回答:ARM64 架构使用扁平设备树(Flattened Device Tree,FDT)描述板卡的硬件信息,FDT是写在设备树中的。设备启动时,引导程序把设备树二进制文件从存储设备读到内存中,引导内核的时候把设备树二进制文件的起始地址传给内核,内核解析设备树二进制文件后得到硬件信息。举个例子:
memory@00{
device_type = "memory";
reg = <0x0 0x80000000 0x2 0x00000000>;
};
而预留内存在设备树中有两种写法:
第一种:
/memreserve/ 0x80000000 0x10000;
第二种:
reserved-memory {
#address-cells = <0x2>;
#size-cells = <0x2>;
ranges;
reserved0: reserved@0 {
no-map;
reg = <0x0 0xb0100000 0x0 0x19900000>;
};
};
linux启动从init/main.c文件的start_kernel函数开始,然后从文件setup_arch(arch/arm64/kernel/setup.c文件中)函数检测处理器类型,初始化处理器和内存,其中的arm64_memblock_init(arch/arm64/mm/init.c文件中)函数就是arm64架构的memblock初始化流程。arm64_memblock_init的前面有个函数setup_machine_fdt,就是他解析设备树的内存信息的。
void __init setup_arch(char **cmdline_p)
{
init_mm.start_code = (unsigned long) _text;
init_mm.end_code = (unsigned long) _etext;
init_mm.end_data = (unsigned long) _edata;
init_mm.brk = (unsigned long) _end;
*cmdline_p = boot_command_line;
early_fixmap_init();
early_ioremap_init();
setup_machine_fdt(__fdt_pointer);//解析设备树的内存信息
parse_early_param();
/*
* Unmask asynchronous aborts and fiq after bringing up possible
* earlycon. (Report possible System Errors once we can report this
* occurred).
*/
local_daif_restore(DAIF_PROCCTX_NOIRQ);
/*
* TTBR0 is only used for the identity mapping at this stage.
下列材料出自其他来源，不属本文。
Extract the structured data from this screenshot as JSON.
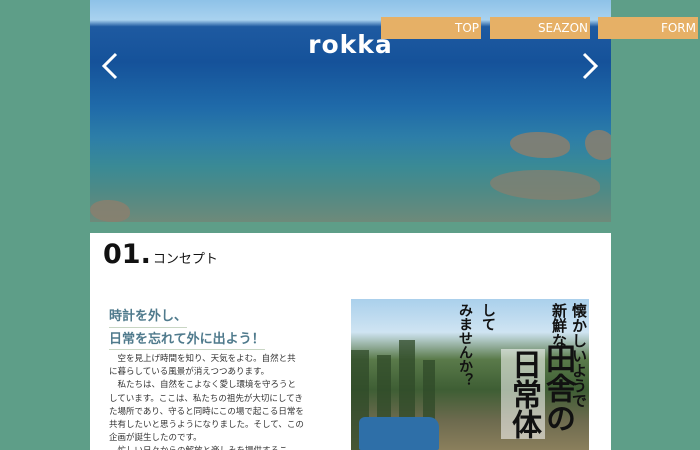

Make it
* point to zero page to avoid speculatively fetching new entries.
*/
cpu_uninstall_idmap();
xen_early_init();
efi_init();
arm64_memblock_init();//arm64的引导内存分配器的初始化
paging_init();
acpi_table_upgrade();
/* Parse the ACPI tables for possible boot-time configuration */
acpi_boot_table_init();
if (acpi_disabled)
unflatten_device_tree();
bootmem_init();
kasan_init();
request_standard_resources();
early_ioremap_reset();
if (acpi_disabled)
psci_dt_init();
else
psci_acpi_init();
cpu_read_bootcpu_ops();
smp_init_cpus();
smp_build_mpidr_hash();
#ifdef CONFIG_ARM64_SW_TTBR0_PAN
/*
* Make sure init_thread_info.ttbr0 always generates translation
* faults in case uaccess_enable() is inadvertently called by the init
* thread.
*/
init_task.thread_info.ttbr0 = __pa_symbol(empty_zero_page);
#endif
#ifdef CONFIG_VT
#if defined(CONFIG_VGA_CONSOLE)
conswitchp = &vga_con;
#elif defined(CONFIG_DUMMY_CONSOLE)
conswitchp = &dummy_con;
#endif
#endif
if (boot_args[1] || boot_args[2] || boot_args[3]) {
pr_err("WARNING: x1-x3 nonzero in violation of boot protocol:\n"
"\tx1: %016llx\n\tx2: %016llx\n\tx3: %016llx\n"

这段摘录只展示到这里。